“You are from beneath: I am from above; you are of this world; I am not of this world.” John 8:23) Jesus said this to the angry Pharisees; however, referring to his disciples, he said: “They are not of this world, just as I am not of this world.” He said this while praying to his Father in Heaven (John 17:14).
You might question: did not the Pharisees, Jesus, and the disciples all live in the same world? How then were the disciples not in it? They were in it physically but they were in a different world spiritually. Every “born again” or “born from above” believer no longer can be spoken of as being “from beneath”!
It takes a while for new believers to reconcile their new “above” origin with their old “below” location. Jesus spoke these words while he was on earth. Do you speak from earth or from Heaven?
Whenever you say, “I’m nobody special and I don’t see myself as going anywhere in life,” you are speaking from your old, below self. But when you say “I am a new creation in Jesus Christ” you are speaking from your new self, from your heavenly status.
You need to learn to speak of yourself not as who you once were but as who you now are. While praying, Jesus said to his Father: “As you sent me into the world, I also have sent them (his disciples) into the world.” (John 17:18) He said, “They are not of this world.” We are in the world but are not of the world. A “new creation” in Jesus has a new origin.
Jesus spoke of believers in anticipation; not as who they were but as who they would be. He called those who were not as though they were because that was how he saw them; as how they would be in him after he rose from the dead and was glorified.
So even in the dirtiest places we are as spiritually clean as Jesus was when on earth. When a repentant prostitute washed his feet with her tears, and then dried them with her hair, no sin was awakened in him because none had been asleep in him.
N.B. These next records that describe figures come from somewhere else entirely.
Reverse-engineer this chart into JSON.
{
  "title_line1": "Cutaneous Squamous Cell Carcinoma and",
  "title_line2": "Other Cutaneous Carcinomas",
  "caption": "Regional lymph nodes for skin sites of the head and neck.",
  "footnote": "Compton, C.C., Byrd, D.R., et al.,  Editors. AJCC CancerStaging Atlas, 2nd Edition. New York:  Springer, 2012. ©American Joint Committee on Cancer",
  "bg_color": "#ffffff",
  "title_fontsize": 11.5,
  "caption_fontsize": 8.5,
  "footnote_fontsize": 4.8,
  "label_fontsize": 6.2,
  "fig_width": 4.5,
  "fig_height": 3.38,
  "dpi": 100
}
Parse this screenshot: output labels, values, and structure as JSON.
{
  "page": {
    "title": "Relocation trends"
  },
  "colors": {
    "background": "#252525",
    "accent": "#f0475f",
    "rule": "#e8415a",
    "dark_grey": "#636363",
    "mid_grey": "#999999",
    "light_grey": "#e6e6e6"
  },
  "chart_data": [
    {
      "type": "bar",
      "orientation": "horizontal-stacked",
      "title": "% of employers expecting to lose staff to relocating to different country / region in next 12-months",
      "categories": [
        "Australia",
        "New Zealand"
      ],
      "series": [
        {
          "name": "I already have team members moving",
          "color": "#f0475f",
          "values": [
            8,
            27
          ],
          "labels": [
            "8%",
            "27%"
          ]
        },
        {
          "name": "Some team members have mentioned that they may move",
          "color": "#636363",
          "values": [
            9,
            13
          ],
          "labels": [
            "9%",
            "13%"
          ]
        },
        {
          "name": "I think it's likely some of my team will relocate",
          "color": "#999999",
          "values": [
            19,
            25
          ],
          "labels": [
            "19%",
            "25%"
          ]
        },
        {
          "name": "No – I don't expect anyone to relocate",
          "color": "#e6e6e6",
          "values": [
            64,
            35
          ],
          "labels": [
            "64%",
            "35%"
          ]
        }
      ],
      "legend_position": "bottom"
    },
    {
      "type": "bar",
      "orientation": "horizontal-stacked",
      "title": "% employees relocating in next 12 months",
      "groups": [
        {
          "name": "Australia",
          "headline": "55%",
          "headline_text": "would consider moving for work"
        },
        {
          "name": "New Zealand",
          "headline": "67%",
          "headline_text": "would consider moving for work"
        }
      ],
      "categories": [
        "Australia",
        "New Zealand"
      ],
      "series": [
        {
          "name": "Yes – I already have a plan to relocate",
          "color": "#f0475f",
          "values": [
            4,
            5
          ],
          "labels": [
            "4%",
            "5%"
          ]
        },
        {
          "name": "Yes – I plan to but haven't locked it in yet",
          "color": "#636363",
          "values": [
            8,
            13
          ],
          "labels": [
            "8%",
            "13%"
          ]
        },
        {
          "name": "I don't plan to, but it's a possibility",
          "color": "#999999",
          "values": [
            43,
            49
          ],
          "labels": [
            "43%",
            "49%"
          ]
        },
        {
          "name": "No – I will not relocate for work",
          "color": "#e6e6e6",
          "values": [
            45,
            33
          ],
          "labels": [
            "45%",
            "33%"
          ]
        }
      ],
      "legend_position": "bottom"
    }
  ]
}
None of us were born sinners; we were born with the sin prone fallen nature of Adam. We became sinners when we sinned knowingly against God. But when “born again” – “born from above” – we became “partakers of the divine nature” — the sinless nature that Jesus had been born with.
This is why the Apostle John writes: “That which is born of God cannot sin…” We can sin physically but our new spiritual nature itself does not, indeed it cannot. So, when tempted we need to “count ourselves as dead indeed unto sin, and alive unto God through Jesus Christ”.
This means that when Jesus died we died with him (Galatians 2:20). Dead people do not sin, nor do those who count themselves as dead to sin and as buried in water baptism as acts of identification with him. We confess to God the sins we commit as believers, and He cleanses from them (1 John 1:9) The living, risen, glorified Jesus is our Great High Priest.
Have you been living “beneath” your status in Christ by thinking of yourself as the sinner you once were rather than the new creation you now are? If so, it’s time to begin living the “above” life that is yours in Jesus Christ. God loved you, Jesus saved you, and the Holy Spirit daily sets you apart for God’s purpose in this sin-sick world, which you are no longer “of” but “in”: the world in which you still live.
It was not possible under the old sacrificial system for those who had sinned to then have no more consciousness of sin. Sacrifices were in fact reminders of sins committed. However, because of the offering of the blood of Jesus on the Cross, God no longer remembers our sins — not one of them. So why then do we?